The issue of undue influence: Much that has been already said has a bearing on the question whether this issue should have been framed for jury trial. The principles governing the framing of issues for jury trial in will cases are discussed in Fuller v. Sylvia, 240 Mass. 49. They have been consistently followed since. “The decision of the probate judge adverse to the motion is entitled to weight even though the record discloses everything which was before him. An element of discretion is vested in him which will be given weight on appeal.” Hannon v. Gorman, 296 Mass. 437, 438. As was said in that case, a recital of expected testimony would ordinarily add nothing to the jurisprudence of the Commonwealth.

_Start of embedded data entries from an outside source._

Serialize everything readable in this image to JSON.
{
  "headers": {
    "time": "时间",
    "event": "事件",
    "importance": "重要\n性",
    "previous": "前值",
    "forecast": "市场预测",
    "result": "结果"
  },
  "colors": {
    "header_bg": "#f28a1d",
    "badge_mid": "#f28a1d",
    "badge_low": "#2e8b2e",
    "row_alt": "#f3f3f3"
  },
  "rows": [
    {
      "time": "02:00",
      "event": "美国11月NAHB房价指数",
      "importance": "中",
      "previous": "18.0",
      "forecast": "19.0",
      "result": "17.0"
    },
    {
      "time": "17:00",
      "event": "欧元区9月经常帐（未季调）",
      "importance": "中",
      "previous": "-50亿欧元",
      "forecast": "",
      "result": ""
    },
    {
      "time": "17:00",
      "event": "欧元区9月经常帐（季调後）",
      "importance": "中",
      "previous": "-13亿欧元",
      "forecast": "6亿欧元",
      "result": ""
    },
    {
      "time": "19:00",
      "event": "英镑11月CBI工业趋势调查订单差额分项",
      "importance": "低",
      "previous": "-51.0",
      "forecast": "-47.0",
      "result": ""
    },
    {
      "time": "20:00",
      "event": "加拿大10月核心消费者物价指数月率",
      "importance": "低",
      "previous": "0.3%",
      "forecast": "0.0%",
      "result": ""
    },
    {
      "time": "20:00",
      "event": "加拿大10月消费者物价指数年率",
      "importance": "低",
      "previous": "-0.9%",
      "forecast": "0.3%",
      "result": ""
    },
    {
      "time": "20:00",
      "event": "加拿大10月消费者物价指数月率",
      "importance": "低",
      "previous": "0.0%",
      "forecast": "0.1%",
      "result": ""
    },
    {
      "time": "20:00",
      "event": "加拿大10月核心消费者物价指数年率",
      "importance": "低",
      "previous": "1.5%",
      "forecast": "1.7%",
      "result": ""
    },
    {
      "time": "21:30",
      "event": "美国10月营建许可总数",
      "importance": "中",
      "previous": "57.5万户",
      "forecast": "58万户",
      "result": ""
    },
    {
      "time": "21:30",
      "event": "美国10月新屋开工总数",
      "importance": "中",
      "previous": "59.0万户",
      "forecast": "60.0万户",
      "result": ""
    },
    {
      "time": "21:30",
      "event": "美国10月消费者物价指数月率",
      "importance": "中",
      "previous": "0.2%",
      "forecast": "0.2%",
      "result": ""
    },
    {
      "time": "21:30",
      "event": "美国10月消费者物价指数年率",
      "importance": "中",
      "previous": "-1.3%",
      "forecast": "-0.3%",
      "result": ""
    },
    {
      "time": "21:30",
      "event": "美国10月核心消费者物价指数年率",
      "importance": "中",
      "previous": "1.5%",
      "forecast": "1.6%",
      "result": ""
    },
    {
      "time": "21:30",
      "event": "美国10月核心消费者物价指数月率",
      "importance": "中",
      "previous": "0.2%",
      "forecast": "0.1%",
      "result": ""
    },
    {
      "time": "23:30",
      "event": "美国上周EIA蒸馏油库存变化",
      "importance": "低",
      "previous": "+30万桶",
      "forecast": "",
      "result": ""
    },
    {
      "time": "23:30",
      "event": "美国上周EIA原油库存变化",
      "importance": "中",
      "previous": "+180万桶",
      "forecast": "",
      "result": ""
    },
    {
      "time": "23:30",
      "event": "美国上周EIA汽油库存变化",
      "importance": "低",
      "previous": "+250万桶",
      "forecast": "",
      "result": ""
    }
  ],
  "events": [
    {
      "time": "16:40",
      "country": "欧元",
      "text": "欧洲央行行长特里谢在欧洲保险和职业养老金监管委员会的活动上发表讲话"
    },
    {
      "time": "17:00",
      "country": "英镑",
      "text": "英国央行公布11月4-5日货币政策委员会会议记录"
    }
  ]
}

A recital of the statements of expected proof bearing on the question of undue influence would not in our opinion serve any useful purpose in the *45present case. See Dayton v. Glidden, 303 Mass. 268. Weighing what is set forth as to this subject in the record with what has already been said, and having in mind the changed conditions under which the instrument now offered for probate was executed, and the apparent facts that for a period of years the deceased made her brother James and her sister Katherine the principal objects of her testamentary bounty, as evidenced by the instrument executed in 1932, that it was only after the death of James in 1934 and that of her sister Mary in 1936 that in 1938 she executed the instrument now offered for probate, making Katherine, her then sole surviving sister, the principal object of her bounty, and that Katherine was her closest companion, with whom for some time before her death she lived, we think that the mere cutting down of the legacies to the children of her brother James, and of the legacy to her brother George, cannot be said, even in the face of assertions by the respondents, to have required that the issue of undue influence on the part of Katherine be framed for jury trial. We perceive nothing in the record to support a conclusion that this issue should have been framed as to the petitioner.

This opinion is that of a majority of the court.

Decree denying jury issues affirmed.